Archive of Month July 2008 :


Knowledge and activity are essential parts or features of a greater whole, namely the logical system described here. Therefore they cannot be viewed in isolation. They get their meaning from the whole and from their relationship with each other and with other similarly fundamental terms.

Above all thing and space. These are, in a way, as diametrically facing one another as knowledge and activity. In the extreme, so to speak, space is the opposite of the thing, that what resides between the things, what separates them. But of course each thing occupies some space; and space may be treated as a thing — representing knowledge — arising through activity.

These concepts belong together, for they are four corners of one and the same figure.


Knowledge, activity, thing, and space form the basis of our system, a square. All the four corners are interconnected, so it arises from the crossing of the diagonals the shape of an X. This is a really graphic reason to call the system “X-Logic”.

The intersection of the diagonals, the centre of the quadrilateral, could be regarded as a symbol for unification, thus for the whole that gives the parts their ultimate meaning. It is connected to all the cornerpoints. However, it itself is not a corner, it has no contact to the outer world — and interrupts, in a sense, the direct relationship between diagonally facing vertices.

So, for expressing the whole, the oneness, it makes more sense to move out of the plane and to raise a pyramid. The original planar figure then can be seen as a two-dimensional projection. Which comes into usage mainly if there is only a flat surface available for presentation.

But the more expressive symbol is the pyramid. It is an illustrative model of the x-logic system described here.


A pyramid may quite generally symbolize unification: the set of points forming the base pass into the single point at the top, the apex. This kind of transformation is fundamentally important for knowledge.

It is part of what we have called the “act of knowing”. A certain pattern crystallizes into one thing that multiplies as a whole — and so constitutes a new plane or space of knowledge.

This move into a new dimension is nicely depicted by the pyramid shape, too.


Knowledge comprehends relations between things. For this, these things have to be, in a sense, synchronously present, side by side, closely arranged. This holds even if the things are in reality separated by large distances, yes, even for events taking place at different times. All this cannot stop knowledge. It overcomes times as well as distances, it compacts, omits superfluous details and gets to the point.

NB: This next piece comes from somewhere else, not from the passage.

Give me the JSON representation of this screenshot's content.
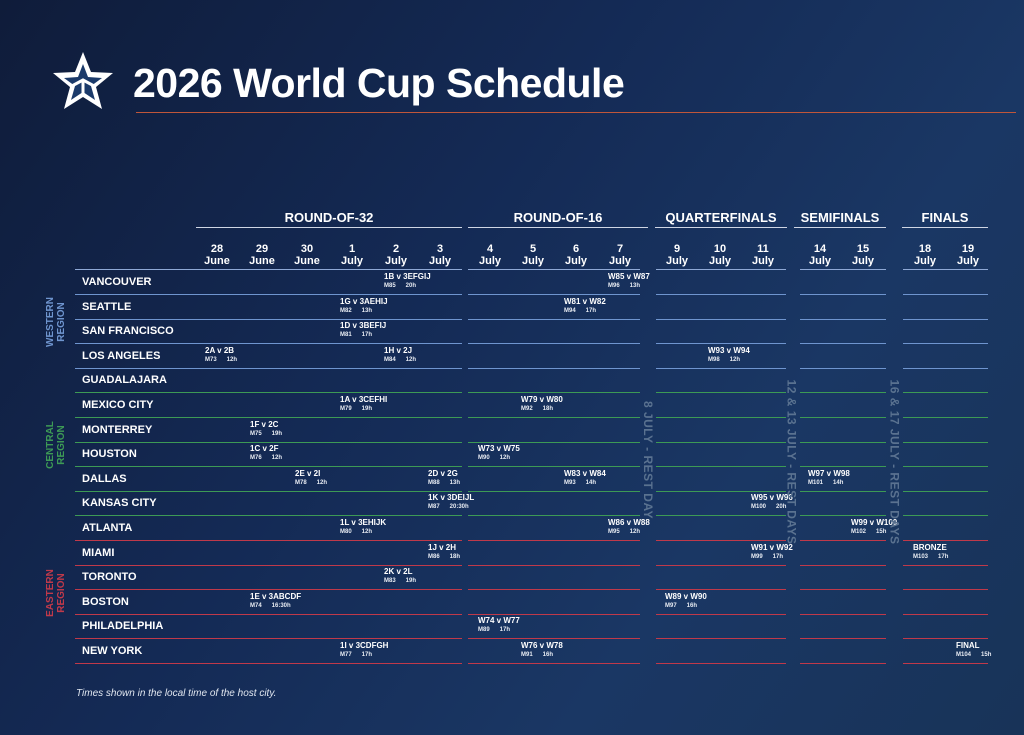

This process, often called “abstraction”, appears to lead into areas lying beyond any physical reality. However, this idea itself is merely an abstraction, a picture that may depict a certain process by highlighting and strikingly illustrating one particular feature held to be essential. So here, in this case, the idea of absolute immateriality is derived from the freedom that inheres in every knowledge because of being not the hard and heavy matter itself, but its image, so to speak.

Yet, finally, every image, every representation, every form of knowledge is itself again subject to restrictions that are not less real than those of the represented thing, simply different — and therefore many of the original ones disappear.

Something, however, has to remain, a certain identicalness must exist. Image and original must allow to treat them as one and the same. The picture of a house must have enough in common with the depicted object to be itself called “house” (as in phrases like “This is our house”). Insofar it must be house.